RunKeeper snags $10M to build a better activity app

Krystal Peak · November 21, 2011 · Short URL: https://vator.tv/n/21cf

Spark Capital, OATV, Revolution back activity tracking, sharing platform with 6.5M+ usership

Applications that help users track and share their daily activity are a growing and popular market and one of the major players in the scene announced a $10 million Series-B round of funding Monday.

RunKeeper, based in Boston, has spent the last three years growing a strong usership of more than 6.5 million people and gained the attention from major venture firm Spark Capital (which has invested in Twitter, Tumblr and Foursquare.)

Spark Capital led this round of funding, which brings the total funding to just over $11.5 million. Also included in this funding was OATV and Revolution Ventures.

Run Keeper plans to use this funding to spur growth for its humble 14-person operation and improve the products it offers.

"The health/fitness sensor ecosystem has made major strides in the last few years since we started the company," CEO Jason Jacobs said in a blog post. "It’s going to come even further in the next few years, as new sensors are appearing almost every week. The timing is right for a consumer health platform to emerge to make sense of all of this health information across categories. We’re excited to keep working towards making RunKeeper that platform, and even more excited about the support we’ve been receiving along the way from our employees, our investors, and our incredible user community."

RunKeeper started out on its track to help active people in 2008 with the RunKeeper iPhone application.

Then the company added Web features that allowed users to upload their phone data and share information with fellow runners, skiers and cyclists. Eventually additional information and services included logging in blood pressure, weight and sleep cycles using the mobile app and wireless censored devices.
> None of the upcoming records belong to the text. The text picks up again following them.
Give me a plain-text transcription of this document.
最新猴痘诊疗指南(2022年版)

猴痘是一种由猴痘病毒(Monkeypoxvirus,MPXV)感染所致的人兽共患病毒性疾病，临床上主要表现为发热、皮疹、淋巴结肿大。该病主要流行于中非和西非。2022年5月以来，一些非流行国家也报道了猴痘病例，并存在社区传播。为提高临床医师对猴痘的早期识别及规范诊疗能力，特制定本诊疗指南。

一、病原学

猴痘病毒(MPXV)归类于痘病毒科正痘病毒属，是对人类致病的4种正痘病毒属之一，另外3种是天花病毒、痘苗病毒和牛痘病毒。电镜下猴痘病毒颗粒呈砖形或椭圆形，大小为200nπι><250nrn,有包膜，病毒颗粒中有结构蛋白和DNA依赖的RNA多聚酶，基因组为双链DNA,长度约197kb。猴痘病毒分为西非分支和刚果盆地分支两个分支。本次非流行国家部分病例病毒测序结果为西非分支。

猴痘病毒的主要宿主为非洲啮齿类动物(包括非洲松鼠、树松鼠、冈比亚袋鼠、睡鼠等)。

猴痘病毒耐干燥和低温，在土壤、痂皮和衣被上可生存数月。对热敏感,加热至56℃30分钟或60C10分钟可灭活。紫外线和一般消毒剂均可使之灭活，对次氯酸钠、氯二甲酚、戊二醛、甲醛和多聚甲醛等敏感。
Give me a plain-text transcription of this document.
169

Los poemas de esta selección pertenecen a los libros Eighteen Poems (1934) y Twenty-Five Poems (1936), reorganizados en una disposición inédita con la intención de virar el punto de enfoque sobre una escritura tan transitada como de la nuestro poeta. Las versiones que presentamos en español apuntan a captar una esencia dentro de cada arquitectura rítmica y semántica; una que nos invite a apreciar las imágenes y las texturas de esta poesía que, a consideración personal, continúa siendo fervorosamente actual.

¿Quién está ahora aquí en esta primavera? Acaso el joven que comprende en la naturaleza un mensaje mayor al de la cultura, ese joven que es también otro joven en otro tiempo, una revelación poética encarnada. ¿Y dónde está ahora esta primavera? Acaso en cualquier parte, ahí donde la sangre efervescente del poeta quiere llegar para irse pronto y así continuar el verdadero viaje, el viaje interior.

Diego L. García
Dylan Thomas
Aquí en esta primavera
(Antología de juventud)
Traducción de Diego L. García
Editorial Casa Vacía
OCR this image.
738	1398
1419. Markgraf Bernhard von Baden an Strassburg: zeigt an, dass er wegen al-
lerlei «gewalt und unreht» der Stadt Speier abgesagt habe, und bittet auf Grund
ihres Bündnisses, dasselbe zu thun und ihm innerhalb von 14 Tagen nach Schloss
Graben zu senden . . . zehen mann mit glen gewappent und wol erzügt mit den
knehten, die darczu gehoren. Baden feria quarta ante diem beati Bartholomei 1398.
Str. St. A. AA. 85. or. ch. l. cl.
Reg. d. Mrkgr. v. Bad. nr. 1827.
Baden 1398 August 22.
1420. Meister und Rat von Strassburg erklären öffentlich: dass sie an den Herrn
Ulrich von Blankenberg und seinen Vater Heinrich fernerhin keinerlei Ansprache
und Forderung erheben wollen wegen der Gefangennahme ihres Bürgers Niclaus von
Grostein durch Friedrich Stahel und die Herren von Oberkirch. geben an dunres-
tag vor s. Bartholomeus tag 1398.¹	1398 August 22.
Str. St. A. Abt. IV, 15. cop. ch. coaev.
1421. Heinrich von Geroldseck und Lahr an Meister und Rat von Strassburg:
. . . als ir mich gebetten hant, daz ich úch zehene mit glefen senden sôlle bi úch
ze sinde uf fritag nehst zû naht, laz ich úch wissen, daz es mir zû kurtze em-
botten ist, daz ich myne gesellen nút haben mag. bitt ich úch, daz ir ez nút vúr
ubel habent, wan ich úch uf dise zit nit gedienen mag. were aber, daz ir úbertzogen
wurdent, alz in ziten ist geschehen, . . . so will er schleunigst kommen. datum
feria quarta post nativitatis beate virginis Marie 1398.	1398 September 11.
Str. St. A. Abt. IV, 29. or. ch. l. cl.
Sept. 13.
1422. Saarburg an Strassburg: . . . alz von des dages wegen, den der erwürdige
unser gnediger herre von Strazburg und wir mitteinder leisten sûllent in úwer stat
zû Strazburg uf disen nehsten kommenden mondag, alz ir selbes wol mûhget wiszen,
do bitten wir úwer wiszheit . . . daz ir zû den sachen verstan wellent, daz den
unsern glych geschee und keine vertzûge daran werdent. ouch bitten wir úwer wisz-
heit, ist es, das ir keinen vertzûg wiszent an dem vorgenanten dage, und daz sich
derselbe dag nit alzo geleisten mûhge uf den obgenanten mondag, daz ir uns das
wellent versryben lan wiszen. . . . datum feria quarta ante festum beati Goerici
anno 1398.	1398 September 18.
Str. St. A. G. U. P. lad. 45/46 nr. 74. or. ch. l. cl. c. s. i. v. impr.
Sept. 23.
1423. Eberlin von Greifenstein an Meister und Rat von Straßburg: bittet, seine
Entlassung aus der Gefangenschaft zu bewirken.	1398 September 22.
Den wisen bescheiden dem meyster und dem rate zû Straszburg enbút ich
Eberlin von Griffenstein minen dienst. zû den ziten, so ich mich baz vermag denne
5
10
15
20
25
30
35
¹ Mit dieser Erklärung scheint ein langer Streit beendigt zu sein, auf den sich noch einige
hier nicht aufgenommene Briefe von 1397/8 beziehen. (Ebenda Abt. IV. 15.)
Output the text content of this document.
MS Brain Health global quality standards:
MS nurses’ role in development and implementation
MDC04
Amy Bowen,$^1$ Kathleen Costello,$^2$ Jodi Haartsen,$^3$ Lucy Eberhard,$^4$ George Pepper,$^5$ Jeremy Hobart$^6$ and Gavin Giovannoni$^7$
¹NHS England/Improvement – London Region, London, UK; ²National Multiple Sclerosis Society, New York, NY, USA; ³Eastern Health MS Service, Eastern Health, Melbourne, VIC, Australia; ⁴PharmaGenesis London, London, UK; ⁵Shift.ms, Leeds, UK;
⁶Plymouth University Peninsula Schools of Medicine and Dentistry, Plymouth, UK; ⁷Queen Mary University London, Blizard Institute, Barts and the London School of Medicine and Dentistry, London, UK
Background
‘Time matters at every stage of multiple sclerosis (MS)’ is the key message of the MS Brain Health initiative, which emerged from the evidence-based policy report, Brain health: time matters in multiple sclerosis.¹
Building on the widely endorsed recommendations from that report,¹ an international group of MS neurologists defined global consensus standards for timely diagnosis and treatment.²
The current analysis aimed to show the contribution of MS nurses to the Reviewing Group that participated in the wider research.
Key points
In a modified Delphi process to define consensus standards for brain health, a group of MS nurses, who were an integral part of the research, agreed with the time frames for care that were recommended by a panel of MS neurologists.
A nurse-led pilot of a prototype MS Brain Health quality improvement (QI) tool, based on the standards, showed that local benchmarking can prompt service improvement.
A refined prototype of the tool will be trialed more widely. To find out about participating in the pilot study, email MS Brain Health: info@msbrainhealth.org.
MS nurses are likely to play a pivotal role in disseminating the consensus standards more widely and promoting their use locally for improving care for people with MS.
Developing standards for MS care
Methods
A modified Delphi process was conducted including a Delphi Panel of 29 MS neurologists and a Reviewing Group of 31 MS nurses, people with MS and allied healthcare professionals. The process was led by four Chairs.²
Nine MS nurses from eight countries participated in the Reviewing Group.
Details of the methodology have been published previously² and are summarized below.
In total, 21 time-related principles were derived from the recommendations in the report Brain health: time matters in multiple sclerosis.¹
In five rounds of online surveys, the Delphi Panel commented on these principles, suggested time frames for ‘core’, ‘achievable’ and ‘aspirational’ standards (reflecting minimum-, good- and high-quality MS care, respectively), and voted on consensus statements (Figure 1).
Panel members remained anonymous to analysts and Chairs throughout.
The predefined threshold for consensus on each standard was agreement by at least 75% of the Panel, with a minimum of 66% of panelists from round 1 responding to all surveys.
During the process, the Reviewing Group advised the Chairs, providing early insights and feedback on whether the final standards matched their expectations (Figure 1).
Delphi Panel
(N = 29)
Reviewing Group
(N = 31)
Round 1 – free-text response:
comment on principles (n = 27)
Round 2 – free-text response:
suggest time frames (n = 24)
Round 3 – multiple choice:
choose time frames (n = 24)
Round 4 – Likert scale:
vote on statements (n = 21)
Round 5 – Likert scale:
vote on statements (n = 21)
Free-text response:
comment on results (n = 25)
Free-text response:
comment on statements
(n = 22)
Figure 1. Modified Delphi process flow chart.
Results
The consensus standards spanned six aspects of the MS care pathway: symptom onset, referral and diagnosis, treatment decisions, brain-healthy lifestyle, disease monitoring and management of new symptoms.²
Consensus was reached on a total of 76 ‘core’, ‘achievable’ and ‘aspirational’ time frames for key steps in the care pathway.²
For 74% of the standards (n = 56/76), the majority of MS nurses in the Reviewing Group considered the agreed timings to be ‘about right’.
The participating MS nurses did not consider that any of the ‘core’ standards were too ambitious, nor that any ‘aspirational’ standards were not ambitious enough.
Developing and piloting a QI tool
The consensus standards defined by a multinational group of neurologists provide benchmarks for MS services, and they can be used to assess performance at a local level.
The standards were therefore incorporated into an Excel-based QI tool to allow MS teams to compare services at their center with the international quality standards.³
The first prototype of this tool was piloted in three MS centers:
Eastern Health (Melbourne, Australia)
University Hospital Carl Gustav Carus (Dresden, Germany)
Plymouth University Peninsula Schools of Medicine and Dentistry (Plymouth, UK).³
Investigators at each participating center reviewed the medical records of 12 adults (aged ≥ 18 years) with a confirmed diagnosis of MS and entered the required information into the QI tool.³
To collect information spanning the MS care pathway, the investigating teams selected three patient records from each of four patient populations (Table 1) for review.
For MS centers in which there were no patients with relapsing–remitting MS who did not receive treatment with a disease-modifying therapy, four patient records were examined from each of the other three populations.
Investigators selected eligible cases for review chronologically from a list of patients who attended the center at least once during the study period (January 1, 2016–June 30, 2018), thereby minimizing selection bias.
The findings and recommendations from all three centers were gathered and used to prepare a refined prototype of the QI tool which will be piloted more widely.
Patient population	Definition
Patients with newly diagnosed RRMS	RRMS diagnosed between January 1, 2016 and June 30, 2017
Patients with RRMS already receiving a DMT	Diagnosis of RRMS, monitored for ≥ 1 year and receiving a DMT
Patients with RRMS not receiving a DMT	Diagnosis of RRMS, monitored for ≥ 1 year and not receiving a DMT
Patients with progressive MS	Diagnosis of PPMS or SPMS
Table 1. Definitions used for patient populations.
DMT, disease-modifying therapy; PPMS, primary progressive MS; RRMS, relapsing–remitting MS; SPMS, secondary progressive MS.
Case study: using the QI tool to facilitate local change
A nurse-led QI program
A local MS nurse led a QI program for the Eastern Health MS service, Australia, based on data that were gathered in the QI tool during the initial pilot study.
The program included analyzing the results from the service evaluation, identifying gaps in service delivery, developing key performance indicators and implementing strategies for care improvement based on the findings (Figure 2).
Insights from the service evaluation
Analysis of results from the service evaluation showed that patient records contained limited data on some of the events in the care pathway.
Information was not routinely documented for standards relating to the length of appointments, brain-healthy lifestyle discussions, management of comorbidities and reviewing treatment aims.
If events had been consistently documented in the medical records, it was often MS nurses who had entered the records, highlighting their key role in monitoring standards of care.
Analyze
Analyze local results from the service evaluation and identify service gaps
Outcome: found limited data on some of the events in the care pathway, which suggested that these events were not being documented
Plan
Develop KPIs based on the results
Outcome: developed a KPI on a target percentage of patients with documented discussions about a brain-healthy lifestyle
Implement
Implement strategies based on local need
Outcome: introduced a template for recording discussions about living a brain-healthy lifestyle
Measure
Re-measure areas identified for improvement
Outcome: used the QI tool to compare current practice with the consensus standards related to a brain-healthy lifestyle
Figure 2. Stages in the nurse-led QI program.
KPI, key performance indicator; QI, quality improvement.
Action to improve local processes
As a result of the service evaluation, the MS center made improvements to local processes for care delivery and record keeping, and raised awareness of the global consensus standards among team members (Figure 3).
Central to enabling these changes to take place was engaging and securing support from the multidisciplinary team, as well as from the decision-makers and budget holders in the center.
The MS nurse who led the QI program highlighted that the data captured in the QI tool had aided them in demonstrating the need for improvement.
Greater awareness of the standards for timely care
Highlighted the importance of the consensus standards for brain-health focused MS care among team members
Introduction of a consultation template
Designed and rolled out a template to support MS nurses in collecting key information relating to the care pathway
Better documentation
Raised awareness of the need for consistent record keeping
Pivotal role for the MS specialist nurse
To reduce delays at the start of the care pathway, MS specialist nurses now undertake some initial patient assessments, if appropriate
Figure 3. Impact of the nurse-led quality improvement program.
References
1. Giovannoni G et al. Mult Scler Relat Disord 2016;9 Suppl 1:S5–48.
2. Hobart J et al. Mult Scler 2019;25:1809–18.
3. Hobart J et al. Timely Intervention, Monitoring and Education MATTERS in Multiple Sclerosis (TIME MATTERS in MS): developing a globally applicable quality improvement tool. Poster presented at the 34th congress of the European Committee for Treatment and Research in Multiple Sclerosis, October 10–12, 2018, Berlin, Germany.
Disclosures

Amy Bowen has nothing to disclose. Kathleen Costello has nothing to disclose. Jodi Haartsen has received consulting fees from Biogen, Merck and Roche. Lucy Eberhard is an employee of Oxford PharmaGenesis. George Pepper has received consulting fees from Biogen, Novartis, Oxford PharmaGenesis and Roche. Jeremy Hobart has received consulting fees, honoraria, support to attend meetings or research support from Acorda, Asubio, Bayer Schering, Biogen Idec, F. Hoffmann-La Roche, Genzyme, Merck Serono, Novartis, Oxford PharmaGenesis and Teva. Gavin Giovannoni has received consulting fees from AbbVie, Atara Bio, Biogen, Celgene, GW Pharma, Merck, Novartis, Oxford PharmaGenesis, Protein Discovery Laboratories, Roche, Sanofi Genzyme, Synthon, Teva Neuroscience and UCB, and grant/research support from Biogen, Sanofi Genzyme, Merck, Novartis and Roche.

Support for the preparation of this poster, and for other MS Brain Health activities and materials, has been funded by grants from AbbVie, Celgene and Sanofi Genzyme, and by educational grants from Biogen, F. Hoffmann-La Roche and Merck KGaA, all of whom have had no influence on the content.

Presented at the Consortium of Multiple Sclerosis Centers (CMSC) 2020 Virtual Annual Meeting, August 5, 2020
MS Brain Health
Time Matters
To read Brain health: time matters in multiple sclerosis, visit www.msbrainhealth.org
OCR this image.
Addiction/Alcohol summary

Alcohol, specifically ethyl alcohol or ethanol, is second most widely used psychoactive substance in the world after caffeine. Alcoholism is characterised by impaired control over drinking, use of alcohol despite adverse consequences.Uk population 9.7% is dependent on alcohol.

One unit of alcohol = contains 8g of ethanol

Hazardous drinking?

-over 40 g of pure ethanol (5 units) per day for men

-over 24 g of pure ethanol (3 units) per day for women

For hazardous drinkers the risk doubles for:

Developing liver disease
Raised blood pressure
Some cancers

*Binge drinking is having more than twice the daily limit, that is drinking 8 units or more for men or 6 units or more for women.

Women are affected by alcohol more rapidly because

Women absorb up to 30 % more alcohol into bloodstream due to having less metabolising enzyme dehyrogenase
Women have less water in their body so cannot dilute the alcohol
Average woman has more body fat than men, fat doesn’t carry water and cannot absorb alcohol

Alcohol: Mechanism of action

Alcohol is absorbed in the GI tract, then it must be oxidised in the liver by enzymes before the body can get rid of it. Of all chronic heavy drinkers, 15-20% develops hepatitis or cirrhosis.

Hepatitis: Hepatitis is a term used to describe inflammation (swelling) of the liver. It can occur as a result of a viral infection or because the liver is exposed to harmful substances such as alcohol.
The company tracks activities more than the namesake running would lead you to belive -- users also apply the services of the app toward tracking thier swimming, ATV riding, skiing, biking, hiking and other forms of activity.

RunKeeper has gathered all the data offered up by its users, and the company now estimates that its usership has traveled more than 156 million miles -- in calories that is equivilent to 650,000 large pepperoni pizzas.

A company spokesperson told me that RunKeeper plans to continue evolving our core product and working toward making RunKeeper the consumer health platform that emerges to make sense of health data across categories.

RunKeeper's current mobile apps are free, but it offers the RunKeeper Elite service at $20 a year -- for the more active and socially inclined to update extensive activities such as real-time updates during marathons or triathalons.

Currently, RunKeeper has several methods of gaining its revenue in addition to the Elite service membership including FitnessClasses, which are social training programs developed by expert coaches that range in price from $9.99 to $19.99.

The RunKeeper app is in the same space as Nike+ and MapMyRun but has gained this recent attention because it has opened up its platform, for a fee, for developers to integrate its services with other applications.

The company is gearing up to nearly double its workforce and is working hard to integrate its service with other applications (it has already partnered with more than 40 apps, such as helping log sleep cycles with Zeo and strength training with Stronger.)